Seurat fell in with Paul Signac, who was to become his chief disciple, and painted many rough sketches on small boards in preparation for his masterpiece, A Sunday on La Grande Jatte—1884. In December 1884 he exhibited the Baignade again, with the Société des Artistes Indépendents, which was to be of immense influence in the development of modern art.

In summer 1884, Seurat began work on A Sunday Afternoon on the Island of La Grande Jatte. Seurat finished the painting La Grande Jatte and exhibited it from May 15 to June 15, 1886, at an Impressionist group show. This picture demonstration of his technique aroused great interest. Seurat’s chief artistic associates at this time, painters also concerned with the effects of light on colour, were Paul Signac and Camille Pissarro. The painting shows members of each of the social classes participating in various park activities. The tiny juxtaposed dots of multi-colored paint allow the viewer’s eye to blend colors optically, rather than having the colors physically blended on the canvas. It took Seurat two years to complete this 10-foot-wide (3.0 m) painting, much of which he spent in the park sketching in preparation for the work. There are about 60 studies for the large painting.
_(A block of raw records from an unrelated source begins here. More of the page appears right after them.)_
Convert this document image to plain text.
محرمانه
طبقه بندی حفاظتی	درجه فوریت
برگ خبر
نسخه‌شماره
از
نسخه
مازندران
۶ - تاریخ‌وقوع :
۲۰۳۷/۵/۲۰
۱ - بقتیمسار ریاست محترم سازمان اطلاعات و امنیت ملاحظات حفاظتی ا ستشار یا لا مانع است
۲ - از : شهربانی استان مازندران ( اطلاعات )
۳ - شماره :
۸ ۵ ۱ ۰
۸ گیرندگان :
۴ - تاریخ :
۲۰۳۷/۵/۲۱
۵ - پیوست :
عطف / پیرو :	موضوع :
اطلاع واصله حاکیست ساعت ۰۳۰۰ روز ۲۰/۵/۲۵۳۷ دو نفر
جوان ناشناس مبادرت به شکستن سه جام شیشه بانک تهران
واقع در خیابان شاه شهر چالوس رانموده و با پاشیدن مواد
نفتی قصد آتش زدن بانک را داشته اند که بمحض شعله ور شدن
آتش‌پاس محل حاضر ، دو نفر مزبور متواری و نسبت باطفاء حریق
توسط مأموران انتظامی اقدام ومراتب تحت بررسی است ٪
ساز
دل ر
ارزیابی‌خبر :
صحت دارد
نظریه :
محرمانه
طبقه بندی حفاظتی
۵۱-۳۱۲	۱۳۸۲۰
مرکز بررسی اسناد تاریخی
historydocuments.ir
In 1887, while he was temporarily living in a garret studio, Seurat began work on Les Poseuses. This painting was to be the last of his compositions on the grand scale of the Baignade and La Grande Jatte; he thought about adding a Place Clichy to this number but abandoned the idea. In the following year he completed Les Poseuses and also Parade de cirque. In February 1888 he went to Brussels with Signac for a private viewing of the exposition of the Twenty (XX), a small group of independent artists, in which he showed seven canvases, including La Grande Jatte.
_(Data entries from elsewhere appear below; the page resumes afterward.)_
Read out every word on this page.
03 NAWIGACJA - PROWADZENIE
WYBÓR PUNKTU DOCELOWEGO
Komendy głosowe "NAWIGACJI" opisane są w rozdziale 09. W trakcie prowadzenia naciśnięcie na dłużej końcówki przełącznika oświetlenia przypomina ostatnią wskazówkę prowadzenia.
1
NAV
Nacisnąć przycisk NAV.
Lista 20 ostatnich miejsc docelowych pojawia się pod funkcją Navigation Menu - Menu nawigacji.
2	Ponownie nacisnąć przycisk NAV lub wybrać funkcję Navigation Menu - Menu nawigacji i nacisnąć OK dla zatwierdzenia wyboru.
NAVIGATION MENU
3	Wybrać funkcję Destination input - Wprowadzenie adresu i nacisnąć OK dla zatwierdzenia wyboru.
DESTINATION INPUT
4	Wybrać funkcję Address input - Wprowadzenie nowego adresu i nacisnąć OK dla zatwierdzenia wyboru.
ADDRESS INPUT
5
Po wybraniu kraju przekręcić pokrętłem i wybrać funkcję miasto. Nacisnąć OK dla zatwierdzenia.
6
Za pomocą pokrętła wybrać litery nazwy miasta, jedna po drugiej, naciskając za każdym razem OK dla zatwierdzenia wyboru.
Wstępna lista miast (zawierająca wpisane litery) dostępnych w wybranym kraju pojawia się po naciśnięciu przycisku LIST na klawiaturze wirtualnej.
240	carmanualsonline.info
Seurat participated in the 1889 Salon des Indépendants, exhibiting landscapes. He painted Signac’s portrait at this time. His residence at this point was in the Pigalle district, where he lived with his 21-year-old mistress, Madeleine Knobloch. On February 16, 1890, Madeleine presented him with a son, whom he officially acknowledged and entered in the register of births under the name of Pierre-Georges Seurat. During that year Seurat completed the painting Le Chahut, which he sent to the exhibition of the Twenty (XX) in Brussels. During that period he also painted the Jeune Femme se poudrant, a portrait of his mistress, though he continued to conceal his liaison with her even from his most intimate friends.

He spent that summer of 1890 on the coast at Gravelines, near Dunkirk, where he painted four canvases including The Channel of Gravelines, Petit Fort Philippe, as well as eight oil panels, and made a few drawings and planned what was to be his last painting, Le Cirque.

As if from some sort of premonition of his impending death, Seurat showed the uncompleted Cirque at the eighth Salon des Indépendants. As an organizer of the exhibition, he exhausted himself in the presentation and hanging of the works. He caught a chill, developed infectious angina, and, before the exhibition was ended, he died in his parents’ home on Easter Sunday the 29th of March 1891 at the age of 31, and was interred 31 March 1891 at Cimetière du Père-Lachaise. On the day following Seurat death Madeleine Knobloch presented herself at the town hall of her district to identify herself as the mother of Pierre-Georges-Seurat. The child, who had contracted his father’s contagious illness, died April 13, 1891. Seurat was buried in the family vault at Père Lachaise cemetery. In addition to his seven monumental paintings, he left 40 smaller paintings and sketches, about 500 drawings, and several sketchbooks. Though a modest output in terms of quantity, they show him to have been among the foremost painters of one of the greatest periods in the history of art.

Seurat’s Island of the Grand Jatte (1884) sold for $35.2 million at Sotheby’s in 1999. The 1885 La rade de Grandcamp (Le port de Grandcamp) sold at Christies for $34,062,500 in May 2018.